И Виктор ежился, дергал локтями в черном полупальто. Луком и еще кислым чем-то пахнуло из бортов, и Виктор тряс головой.
– Ух ты!
– и Сеньковский присел, ухватился за колени.
– Ах, черт тебя разъешь, - хохотал, мотал головой Сеньковский.
– Жене пойди покажись фалейтор! Ей-богу, фалейтор; ну, конюх, что с барыней живет, тьфу ты, чтоб тебя, - и Сеньковский нахлопнул на Виктора картуз по самые уши. Он высунулся в переднюю, кричал через смех, через гогот: - Мамаша! На супруга полюбуйтесь. Ей-богу, он с чужой барыней живет!
Виктор дернул Сеньковского назад.
– Брось ты...не понимаю... и она тяжелая у меня, ты, брат...
– Верно, она у тебя не легкая! Да ну их в болото! Ты револьвер! Бери, дурак! Мало что там может.
Виктор скинул картуз, бросил на стол. Глядел в окно, в штору.
– Ты что?
– повернул его за плечо Сеньковский.
– Идешь?
– и губу вперед выпятил, хмуро прищурился на Виктора.
– Нет? Так, значит, и доложить? Что с жидами, значит? И пусть царю в морду плюют?
Виктор зло покосился на Сеньковского.
– Да я твою королеву - знаешь, Господь с ней, - а служить, так... Да ты револьвер на шнурок и на шею, чтоб не вырвали там. Ну, готов?
Сеньковский толкнул дверь в прихожую. Груня стояла в коридоре, глядела, рот приоткрыла. Виктор шагнул из комнаты.
– Витя! Не ходи, не смей!
– крикнула Груня.
– Служба-с!
– и Сеньковский назидательно тряхнул головой.
– Приказ в штатском.
– Витя!
– Груня шагнула и руку одну вытянула вперед.

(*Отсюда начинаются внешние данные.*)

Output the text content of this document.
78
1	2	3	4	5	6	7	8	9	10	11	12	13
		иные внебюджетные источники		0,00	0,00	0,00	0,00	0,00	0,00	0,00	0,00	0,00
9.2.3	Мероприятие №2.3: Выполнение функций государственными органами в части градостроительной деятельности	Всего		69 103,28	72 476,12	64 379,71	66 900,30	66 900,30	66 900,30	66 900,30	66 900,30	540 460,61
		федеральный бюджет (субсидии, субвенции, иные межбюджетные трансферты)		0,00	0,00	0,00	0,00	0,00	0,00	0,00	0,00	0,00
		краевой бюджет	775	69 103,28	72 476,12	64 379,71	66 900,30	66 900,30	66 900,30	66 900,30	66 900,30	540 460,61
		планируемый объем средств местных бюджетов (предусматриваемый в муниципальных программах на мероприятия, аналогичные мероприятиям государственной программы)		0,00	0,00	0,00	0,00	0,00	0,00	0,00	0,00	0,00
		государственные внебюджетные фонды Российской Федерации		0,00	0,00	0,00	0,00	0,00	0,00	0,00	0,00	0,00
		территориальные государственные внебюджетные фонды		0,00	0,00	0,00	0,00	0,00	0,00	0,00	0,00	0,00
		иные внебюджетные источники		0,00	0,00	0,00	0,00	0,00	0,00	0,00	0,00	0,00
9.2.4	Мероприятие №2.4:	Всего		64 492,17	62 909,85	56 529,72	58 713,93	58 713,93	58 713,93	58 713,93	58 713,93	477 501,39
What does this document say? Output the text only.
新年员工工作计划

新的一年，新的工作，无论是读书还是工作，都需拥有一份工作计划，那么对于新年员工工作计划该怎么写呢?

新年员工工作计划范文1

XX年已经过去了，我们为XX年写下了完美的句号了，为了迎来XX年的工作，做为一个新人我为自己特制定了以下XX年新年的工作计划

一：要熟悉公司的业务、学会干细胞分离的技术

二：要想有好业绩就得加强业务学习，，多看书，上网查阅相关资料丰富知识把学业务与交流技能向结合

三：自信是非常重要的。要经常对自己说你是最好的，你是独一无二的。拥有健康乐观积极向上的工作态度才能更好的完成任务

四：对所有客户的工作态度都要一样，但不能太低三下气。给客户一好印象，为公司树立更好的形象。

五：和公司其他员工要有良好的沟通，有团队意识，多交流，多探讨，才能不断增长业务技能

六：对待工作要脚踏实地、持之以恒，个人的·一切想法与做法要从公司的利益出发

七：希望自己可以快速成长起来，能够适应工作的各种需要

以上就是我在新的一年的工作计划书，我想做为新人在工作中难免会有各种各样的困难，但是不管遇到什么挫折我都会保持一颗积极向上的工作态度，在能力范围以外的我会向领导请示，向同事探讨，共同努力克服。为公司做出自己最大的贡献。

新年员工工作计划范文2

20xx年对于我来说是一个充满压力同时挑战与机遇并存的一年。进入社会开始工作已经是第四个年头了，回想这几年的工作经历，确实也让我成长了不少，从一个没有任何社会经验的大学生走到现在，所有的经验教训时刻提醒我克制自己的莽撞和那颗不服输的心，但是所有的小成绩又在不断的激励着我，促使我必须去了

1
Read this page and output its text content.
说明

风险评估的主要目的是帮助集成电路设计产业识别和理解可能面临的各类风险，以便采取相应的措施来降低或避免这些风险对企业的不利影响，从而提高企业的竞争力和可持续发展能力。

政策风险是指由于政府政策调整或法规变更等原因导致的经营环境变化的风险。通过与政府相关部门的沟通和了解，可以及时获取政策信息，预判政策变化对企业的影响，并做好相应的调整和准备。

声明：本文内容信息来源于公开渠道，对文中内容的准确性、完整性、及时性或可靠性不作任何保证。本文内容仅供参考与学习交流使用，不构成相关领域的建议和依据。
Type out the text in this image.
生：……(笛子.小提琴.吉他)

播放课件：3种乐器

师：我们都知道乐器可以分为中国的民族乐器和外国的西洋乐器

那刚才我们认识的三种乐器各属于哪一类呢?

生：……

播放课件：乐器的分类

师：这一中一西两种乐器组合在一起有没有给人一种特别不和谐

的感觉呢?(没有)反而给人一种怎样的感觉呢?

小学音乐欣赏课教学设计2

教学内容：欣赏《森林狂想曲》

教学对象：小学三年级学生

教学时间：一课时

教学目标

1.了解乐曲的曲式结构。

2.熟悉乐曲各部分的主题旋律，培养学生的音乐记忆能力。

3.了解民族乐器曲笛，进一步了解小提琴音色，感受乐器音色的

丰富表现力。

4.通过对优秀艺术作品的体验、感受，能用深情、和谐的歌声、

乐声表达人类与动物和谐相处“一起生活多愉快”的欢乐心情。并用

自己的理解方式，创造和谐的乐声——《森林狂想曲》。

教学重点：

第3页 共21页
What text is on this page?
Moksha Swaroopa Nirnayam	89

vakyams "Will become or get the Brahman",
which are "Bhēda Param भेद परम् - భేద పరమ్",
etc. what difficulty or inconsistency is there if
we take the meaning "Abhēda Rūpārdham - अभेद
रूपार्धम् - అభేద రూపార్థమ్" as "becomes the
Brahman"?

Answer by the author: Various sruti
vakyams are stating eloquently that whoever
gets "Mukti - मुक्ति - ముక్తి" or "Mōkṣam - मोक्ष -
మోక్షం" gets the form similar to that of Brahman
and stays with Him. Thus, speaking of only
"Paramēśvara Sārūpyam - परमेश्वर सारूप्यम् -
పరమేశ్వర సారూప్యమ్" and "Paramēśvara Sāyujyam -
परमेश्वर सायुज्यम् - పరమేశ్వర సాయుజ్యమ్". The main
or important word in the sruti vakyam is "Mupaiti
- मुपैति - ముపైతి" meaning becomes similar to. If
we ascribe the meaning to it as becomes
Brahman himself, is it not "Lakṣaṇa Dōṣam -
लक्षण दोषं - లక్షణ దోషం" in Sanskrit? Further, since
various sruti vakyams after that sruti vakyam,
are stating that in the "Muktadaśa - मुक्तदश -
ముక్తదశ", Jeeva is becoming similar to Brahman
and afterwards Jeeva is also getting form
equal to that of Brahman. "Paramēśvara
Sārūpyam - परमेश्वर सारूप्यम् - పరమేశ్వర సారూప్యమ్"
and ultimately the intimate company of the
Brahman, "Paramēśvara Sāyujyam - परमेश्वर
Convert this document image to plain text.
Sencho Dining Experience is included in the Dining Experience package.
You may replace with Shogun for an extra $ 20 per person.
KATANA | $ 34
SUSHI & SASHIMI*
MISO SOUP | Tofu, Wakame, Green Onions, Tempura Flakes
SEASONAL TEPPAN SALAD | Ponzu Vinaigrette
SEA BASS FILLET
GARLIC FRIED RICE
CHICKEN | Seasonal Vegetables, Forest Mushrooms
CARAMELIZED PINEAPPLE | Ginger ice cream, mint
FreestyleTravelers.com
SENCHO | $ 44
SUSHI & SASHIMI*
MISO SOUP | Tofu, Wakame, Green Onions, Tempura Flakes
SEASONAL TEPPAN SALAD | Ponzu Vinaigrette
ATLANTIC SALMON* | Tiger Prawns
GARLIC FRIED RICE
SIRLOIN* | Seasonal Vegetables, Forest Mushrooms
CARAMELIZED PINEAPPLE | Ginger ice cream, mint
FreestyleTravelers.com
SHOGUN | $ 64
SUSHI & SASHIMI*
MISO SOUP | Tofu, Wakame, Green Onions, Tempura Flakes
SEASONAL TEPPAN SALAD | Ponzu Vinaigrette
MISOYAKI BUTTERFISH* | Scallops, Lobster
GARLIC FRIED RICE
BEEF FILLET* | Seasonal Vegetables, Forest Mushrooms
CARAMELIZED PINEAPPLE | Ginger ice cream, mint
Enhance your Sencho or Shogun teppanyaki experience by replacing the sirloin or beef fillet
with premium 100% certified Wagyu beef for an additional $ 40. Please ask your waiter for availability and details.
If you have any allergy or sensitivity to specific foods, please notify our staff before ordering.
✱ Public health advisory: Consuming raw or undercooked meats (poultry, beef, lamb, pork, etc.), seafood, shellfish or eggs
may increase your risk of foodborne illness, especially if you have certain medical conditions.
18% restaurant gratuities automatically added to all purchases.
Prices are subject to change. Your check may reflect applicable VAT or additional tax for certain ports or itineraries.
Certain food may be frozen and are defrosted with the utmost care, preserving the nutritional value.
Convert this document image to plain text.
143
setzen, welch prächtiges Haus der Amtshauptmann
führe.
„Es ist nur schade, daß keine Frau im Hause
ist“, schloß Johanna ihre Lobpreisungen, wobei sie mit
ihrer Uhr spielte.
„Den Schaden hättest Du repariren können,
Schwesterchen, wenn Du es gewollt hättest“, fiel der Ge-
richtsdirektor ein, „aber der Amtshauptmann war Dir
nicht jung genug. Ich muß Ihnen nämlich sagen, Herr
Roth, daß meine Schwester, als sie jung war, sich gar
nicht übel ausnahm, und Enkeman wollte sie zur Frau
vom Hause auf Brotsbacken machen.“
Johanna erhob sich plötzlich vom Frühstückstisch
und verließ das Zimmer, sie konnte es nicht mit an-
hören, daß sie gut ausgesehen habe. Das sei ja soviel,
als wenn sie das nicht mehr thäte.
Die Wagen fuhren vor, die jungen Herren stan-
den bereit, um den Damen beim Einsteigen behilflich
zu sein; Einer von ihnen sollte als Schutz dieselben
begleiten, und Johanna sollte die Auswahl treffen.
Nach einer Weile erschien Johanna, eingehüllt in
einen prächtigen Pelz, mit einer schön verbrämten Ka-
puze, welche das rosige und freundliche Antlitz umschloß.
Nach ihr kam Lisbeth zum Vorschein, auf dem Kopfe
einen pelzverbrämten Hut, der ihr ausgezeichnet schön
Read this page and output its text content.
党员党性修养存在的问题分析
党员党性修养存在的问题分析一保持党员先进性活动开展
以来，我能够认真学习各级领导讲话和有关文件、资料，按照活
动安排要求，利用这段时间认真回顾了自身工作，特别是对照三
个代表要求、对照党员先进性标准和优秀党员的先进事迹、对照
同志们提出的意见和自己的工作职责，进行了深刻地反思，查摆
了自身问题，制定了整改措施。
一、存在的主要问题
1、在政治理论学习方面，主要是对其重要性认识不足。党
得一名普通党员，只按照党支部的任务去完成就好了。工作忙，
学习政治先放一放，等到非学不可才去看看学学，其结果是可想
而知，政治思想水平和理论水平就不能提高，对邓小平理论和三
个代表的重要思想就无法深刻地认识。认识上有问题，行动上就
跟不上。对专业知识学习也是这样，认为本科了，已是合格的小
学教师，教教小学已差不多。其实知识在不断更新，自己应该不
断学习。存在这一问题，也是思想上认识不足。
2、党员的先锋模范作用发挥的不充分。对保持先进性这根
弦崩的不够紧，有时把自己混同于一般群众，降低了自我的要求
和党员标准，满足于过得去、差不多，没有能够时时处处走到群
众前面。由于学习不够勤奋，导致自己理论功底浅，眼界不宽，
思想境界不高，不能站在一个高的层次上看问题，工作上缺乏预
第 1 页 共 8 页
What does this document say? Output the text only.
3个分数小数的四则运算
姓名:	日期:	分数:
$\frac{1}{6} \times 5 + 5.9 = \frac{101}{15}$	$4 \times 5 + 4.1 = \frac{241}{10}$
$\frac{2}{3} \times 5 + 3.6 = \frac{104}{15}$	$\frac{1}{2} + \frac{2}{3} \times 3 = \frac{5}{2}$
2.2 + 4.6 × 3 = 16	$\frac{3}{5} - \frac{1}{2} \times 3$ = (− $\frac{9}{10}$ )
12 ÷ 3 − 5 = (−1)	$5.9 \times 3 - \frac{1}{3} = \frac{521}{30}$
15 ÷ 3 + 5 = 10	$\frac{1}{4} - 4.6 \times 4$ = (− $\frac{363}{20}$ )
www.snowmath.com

– Да мы пройдемся, поглядим там.
– И Сеньковский пихал Виктора вперед.
– Мы скоро назад.
Виктор шел молча. Передергивал лопатками.
– Что, с приложением полпузанчик?
– и Сеньковский захватил в кулак пальто на спине у Виктора, тер по хребту.
– Почесать?
Было темно, фонарей не зажгли. Кое-где у ворот глухо гудели темные кучки народу.
– Постовой!
– и Сеньковский толкнул Виктора под локоть, кивнул на студента на мостовой.
– Снять, что ли, - и Сеньковский огляделся, - или рано?
Виктор молча вертел головой.
Они вышли на пустые улицы, и свет в окнах, теплый уютный свет, и где-то за окном пели хором. Виктор повернул голову на свет, на песню, погладил глазами окно.